I took one semester off from my job as a high school English teacher after my son was born. Well, one semester plus summer plus the rest of the quarter that I could not finish when he decided to roll in ten weeks early. I was lucky to have that long stretch to bond with him, to go on those early morning summer walks, to nap next to his crib while he napped, to learn how to care for his special needs and attend his therapy sessions. When he was seven months old I felt comfortable going back to work with his care placed firmly in the hands of grandparents and close friends. I did not regret one moment I was home. Because there was a ticking clock counting down until my return to the work force, every moment mattered more. Those months were an anomaly, a gift. They were one long Sunday afternoon, the last tastes and deep breaths of the weekend before it all begins again.
Then I went back to work and cried…a lot. I cried during faculty meetings and when my mom would call to give me reports on my son’s new moves in physical therapy. I cried when I had to stay late for parent-teacher conferences and missed our few hours together. But over time, as all things go, I transitioned and we began to thrive. We still had our walks, now in the afternoon, and we still had our time, just the two of us before my husband came home. It was workable.

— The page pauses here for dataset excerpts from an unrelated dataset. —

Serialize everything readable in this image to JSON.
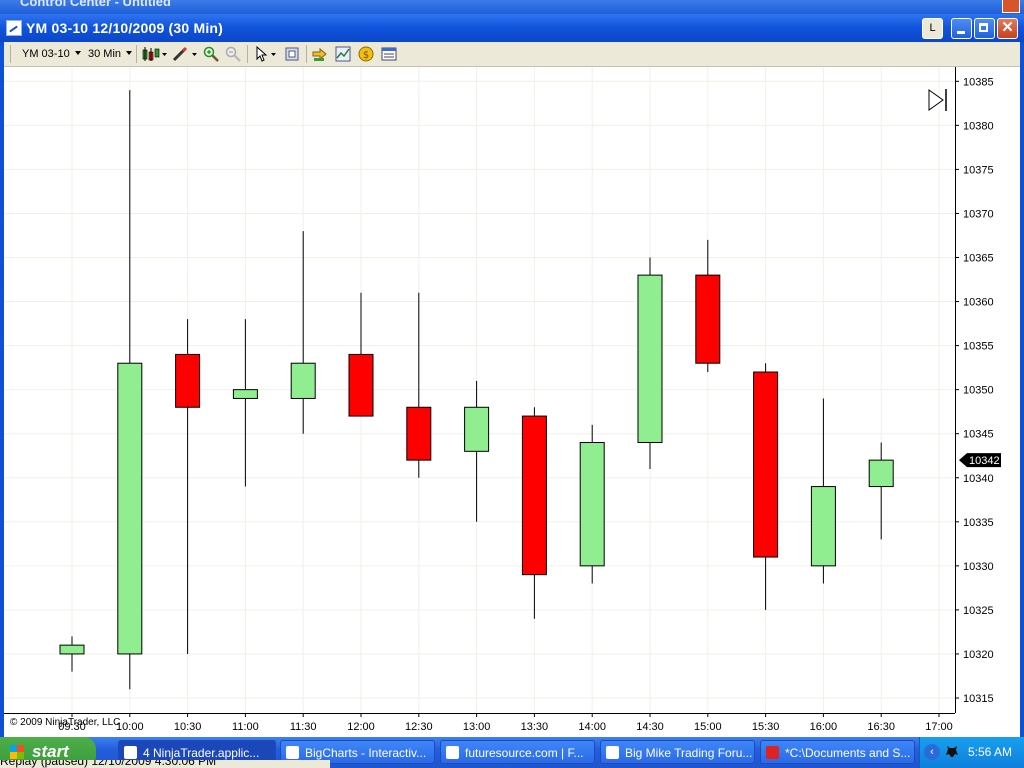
{
  "background_window": {
    "title": "Control Center - Untitled"
  },
  "window": {
    "title": "YM 03-10  12/10/2009 (30 Min)",
    "link_button": "L",
    "close_glyph": "✕"
  },
  "toolbar": {
    "instrument": "YM 03-10",
    "interval": "30 Min",
    "icons": [
      "candlestick-style-icon",
      "drawing-pencil-icon",
      "zoom-in-icon",
      "zoom-out-icon",
      "pointer-icon",
      "properties-icon",
      "data-box-icon",
      "indicators-icon",
      "strategies-icon",
      "chart-properties-icon"
    ]
  },
  "chart_data": {
    "type": "candlestick",
    "title": "",
    "xlabel": "",
    "ylabel": "",
    "ylim": [
      10314,
      10388
    ],
    "y_ticks": [
      10315,
      10320,
      10325,
      10330,
      10335,
      10340,
      10345,
      10350,
      10355,
      10360,
      10365,
      10370,
      10375,
      10380,
      10385
    ],
    "x_ticks": [
      "09:30",
      "10:00",
      "10:30",
      "11:00",
      "11:30",
      "12:00",
      "12:30",
      "13:00",
      "13:30",
      "14:00",
      "14:30",
      "15:00",
      "15:30",
      "16:00",
      "16:30",
      "17:00"
    ],
    "up_color": "#90ee90",
    "down_color": "#ff0000",
    "grid": true,
    "candles": [
      {
        "time": "09:30",
        "open": 10320,
        "high": 10322,
        "low": 10318,
        "close": 10321
      },
      {
        "time": "10:00",
        "open": 10320,
        "high": 10384,
        "low": 10316,
        "close": 10353
      },
      {
        "time": "10:30",
        "open": 10354,
        "high": 10358,
        "low": 10320,
        "close": 10348
      },
      {
        "time": "11:00",
        "open": 10349,
        "high": 10358,
        "low": 10339,
        "close": 10350
      },
      {
        "time": "11:30",
        "open": 10349,
        "high": 10368,
        "low": 10345,
        "close": 10353
      },
      {
        "time": "12:00",
        "open": 10354,
        "high": 10361,
        "low": 10347,
        "close": 10347
      },
      {
        "time": "12:30",
        "open": 10348,
        "high": 10361,
        "low": 10340,
        "close": 10342
      },
      {
        "time": "13:00",
        "open": 10343,
        "high": 10351,
        "low": 10335,
        "close": 10348
      },
      {
        "time": "13:30",
        "open": 10347,
        "high": 10348,
        "low": 10324,
        "close": 10329
      },
      {
        "time": "14:00",
        "open": 10330,
        "high": 10346,
        "low": 10328,
        "close": 10344
      },
      {
        "time": "14:30",
        "open": 10344,
        "high": 10365,
        "low": 10341,
        "close": 10363
      },
      {
        "time": "15:00",
        "open": 10363,
        "high": 10367,
        "low": 10352,
        "close": 10353
      },
      {
        "time": "15:30",
        "open": 10352,
        "high": 10353,
        "low": 10325,
        "close": 10331
      },
      {
        "time": "16:00",
        "open": 10330,
        "high": 10349,
        "low": 10328,
        "close": 10339
      },
      {
        "time": "16:30",
        "open": 10339,
        "high": 10344,
        "low": 10333,
        "close": 10342
      }
    ],
    "last_price_label": "10342",
    "last_price": 10342,
    "copyright": "© 2009 NinjaTrader, LLC"
  },
  "taskbar": {
    "start_label": "start",
    "tasks": [
      {
        "label": "4 NinjaTrader.applic...",
        "icon": "ninjatrader-icon",
        "active": true
      },
      {
        "label": "BigCharts - Interactiv...",
        "icon": "ie-icon",
        "active": false
      },
      {
        "label": "futuresource.com | F...",
        "icon": "ie-icon",
        "active": false
      },
      {
        "label": "Big Mike Trading Foru...",
        "icon": "ie-icon",
        "active": false
      },
      {
        "label": "*C:\\Documents and S...",
        "icon": "notepad-icon",
        "active": false
      }
    ],
    "clock": "5:56 AM"
  },
  "status_bar": {
    "text": "Replay (paused) 12/10/2009 4:30:06 PM"
  }
}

And then I had twins. Talk about a smack to the forehead. It was a whiplash life change. With three kids under three, we would not be able to afford childcare. Suddenly, after navigating and successfully sailing the waters of working mom with a special needs son, I was adrift with three. I said goodbye to teaching and entered the world of the SAHM…an acronym I did not wear well. It was itchy and the wrong shape, like somebody’s borrowed sweater. Suddenly productivity was about all you didn’t do. At first I was confused by the pictures on Facebook of piles of dirty dishes and unwashed laundry and the selfies with toys like mountain peaks in the background. And then I understood: you can either play with your kids because they’re only young once or you can do the laundry and pick up the mess. You can’t do both.
When the kids got a bit older and I began to work from home as a freelance writer, I wasn’t sure what the feeling was, hard like a peach pit just below my sternum, whenever I sat down with my laptop while the kids ran circles around the living room or me. Until I clicked on those Facebook feeds again. My writing was my proverbially pile of laundry and I was getting it done. Which means I wasn’t “mommying” which means I wasn’t doing my other job which means I was succeeding and failing spectacularly at the same time. To win at work was to lose at motherhood. Or so it seemed.
Until one night, not long ago, my daughter crawled up on our bed and squished herself next to me. I was balancing my laptop on my knees and typing out the end to an article that was due the next day. She bent her knees like mine and began whispering to herself. Because kid whispering is actually louder than their normal voice, I stopped typing and asked her what she was up to.
Her response: “I’m making up stories like mommy.”
Mine: “Oh yeah, what’s yours about?”
Her response…a very long tale about the Gruffalo.
It seems I am still mommying. It seems that you can in fact work both jobs, the mom job and the paying one. My kids get me 75% of their waking hours. That’s a pretty good deal if we were negotiating. I do not want the other 25% layered with guilt because I have to work. It shouldn’t be. We can do laundry and dishes and all the other work and still cherish their childhoods. And we can set aside the work and play instead if that’s what our family needs from us in the moment. It’s about balance. And it’s about a continual re-evaluation of your family’s course, to make sure you’re sailing in the right direction. I want my children to respect what I do, not just as their mom, but also as a human with talents to share with the rest of the world. You can’t live an all-or-nothing life as a mom. You just can’t.